Eu amo cervejas trapistes, como sabem aqueles que acompanham esse blog. Hoje li dois textos sobre o assunto. O primeiro fala sobre a primeira cerveja trapiste fora da Europa. Será feita nos Estados Unidos e se chama Spencer Trappist. O segundo trata da relação entre cerveja e catolicismo.
Frank Swigonski explicou o que significa ser uma cerveja trapiste e falou sobre essa nova cerveja produzida nos EUA. E David Bonagura Jr tratou da relação de cerveja com catolicismo.
Vou colocar aqui apenas parte do texto de Swingonski, leiam os dois textos clicando nos links.
Monks of St. Joseph’s: Trappist Beer in America
Beer enthusiasts will remember that a few years ago the United States became home to the first Trappist brewery located outside of Europe. St. Joseph’s Abbey in Massachusetts, about an hour outside of Boston, began operating the Spencer Brewery in 2013. And next month, just in time for the holiday season, the brewery will be releasing a new beer: Spencer Trappist Holiday Ale. To help you enjoy this special beer, here’s a brief history of Trappist brewing and some background on St. Joseph’s Abbey and the Spencer Brewery.
“Trappist” doesn’t denote a style of beer or a type of brewery, but rather is an appellation — a legal designation similar to a trademark that indicates a product is made under the direct supervision of monks on monastic property. The Trappist designation isn’t just limited to beer. Trappist monks sell everything from soap to ceramics under the Trappist appellation. Monks at St. Joseph’s Abbey, for example, made jelly prior to getting into the beer business a few years ago.
The artisanship protected by the Trappist appellation is directly related to the daily life of the Trappist monks and the financial success of the Trappist monastery. Trappist monks belong to a special order of Roman Catholic monks, the Cistercians of the Strict Observance. In addition to the standard Catholic vows of poverty, chastity, and obedience, these monks also live by the rules of St. Benedict, of which there are 73 separate chapters.
The daily life of the Trappist monks can be summed up by the motto “ora et labora” or “work and prayer.” They pray 7 times a day and engage in daily labor, the fruits of which are used to support the monastery.
Those Trappist monasteries that brew beer use the proceeds from the beer’s sale to cover the operating costs of the monastery, take care of the monks, and support different charities. These costs can be substantial in a monastery with a growing population of elder monks. St. Joseph’s Abbey, for example, houses 63 monks with an average age of 70. Health care costs make up a third of the monastery’s expenses. “The health costs are huge,” the Abbey’s ranking number 2, Father Dominic Whedbee, told the Huffington Post. “Our infirmary is staffed 24 hours a day, seven days a week. That way we can take care of all our men for the rest of their lives, which is our commitment.”
Given the remarkable growth in demand for a variety of new and innovative beers in the United States, it’s no surprise that St. Joseph’s Abbey would turn to beer-making to help support itself and its members. Indeed, it isn’t the only monastery to recently turn to commercial brewing.
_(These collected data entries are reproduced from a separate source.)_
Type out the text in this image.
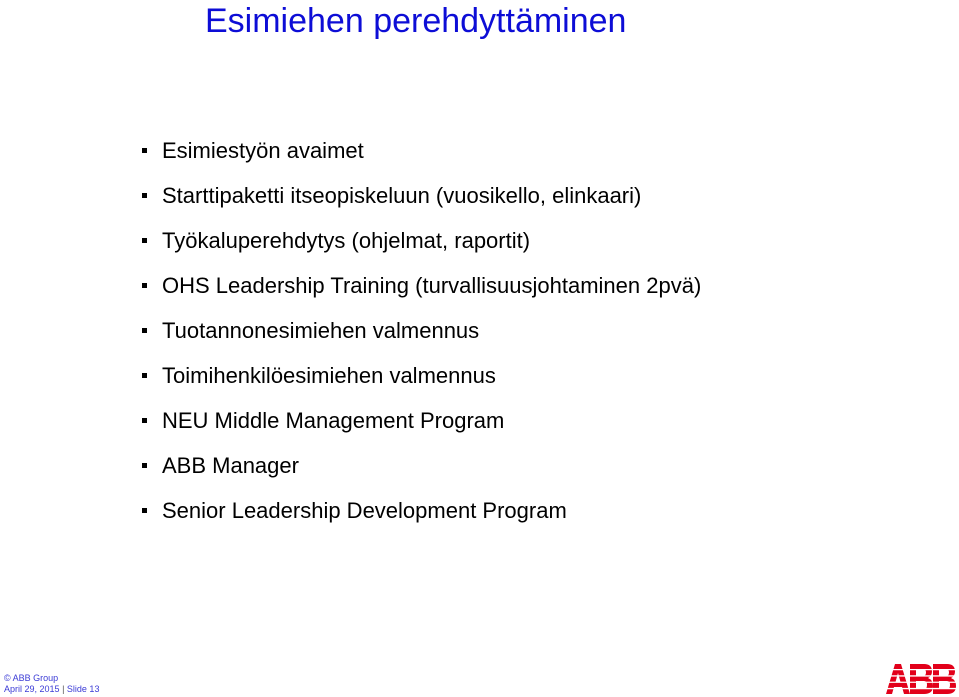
Esimiehen perehdyttäminen
Esimiestyön avaimet
Starttipaketti itseopiskeluun (vuosikello, elinkaari)
Työkaluperehdytys (ohjelmat, raportit)
OHS Leadership Training (turvallisuusjohtaminen 2pvä)
Tuotannonesimiehen valmennus
Toimihenkilöesimiehen valmennus
NEU Middle Management Program
ABB Manager
Senior Leadership Development Program
© ABB Group
April 29, 2015 | Slide 13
The number of monastic breweries holding the Trappist appellation for beer has increased from seven to 11 in the last five years. Starting a brewery can be a smart long-term investment for a Trappist monastery. Other Trappist monasteries are raking in an excess of $50 million per year — all of which goes to support the monastery and associated charities — from the sale of beer and other products, such as cheese.
The monks at St. Joseph’s certainly have a long tradition of brewing to draw on. There are Trappist breweries in Europe that were founded before the first settlers landed in Jamestown. Widespread commercial production and refinement of the current styles offered by Trappist breweries didn’t really begin until the 19th and 20th centuries. But these monks have been brewing beer for hundreds of years. Luckily for the monks at St. Joseph’s, Trappist brewers also have a long history of helping out their fellow monks. The monks at St. Joseph’s toured the brewery at Notre-Dame de Scourmount, which produces Chimay. Not wanting the new brewery to damage the Trappist brand, European Trappist brewers helped the brothers at St. Joseph’s develop a good recipe for their beer.
One can imagine no better teacher for the art of brewing than a Trappist brewmaster. It just so happens that if you devote your entire life to only work and prayer (and your work is brewing beer), you end up making some pretty damn good beer. The beers produced at Trappist monasteries are nothing less than world class. The highly sought-after and impossible to pronounce (or procure) Westvleteren XII consistently ranks in the top ten on BeerAdvocate and as the best beer on RateBeer. And it receives accolades by beer reviewers from Randy Mosher to Garrett Oliver. The Chimay Red and Westmalle Tripel are archetypes of the abbey style. And Orval is as unique stylistically as the bowling pin-shaped bottle it comes in.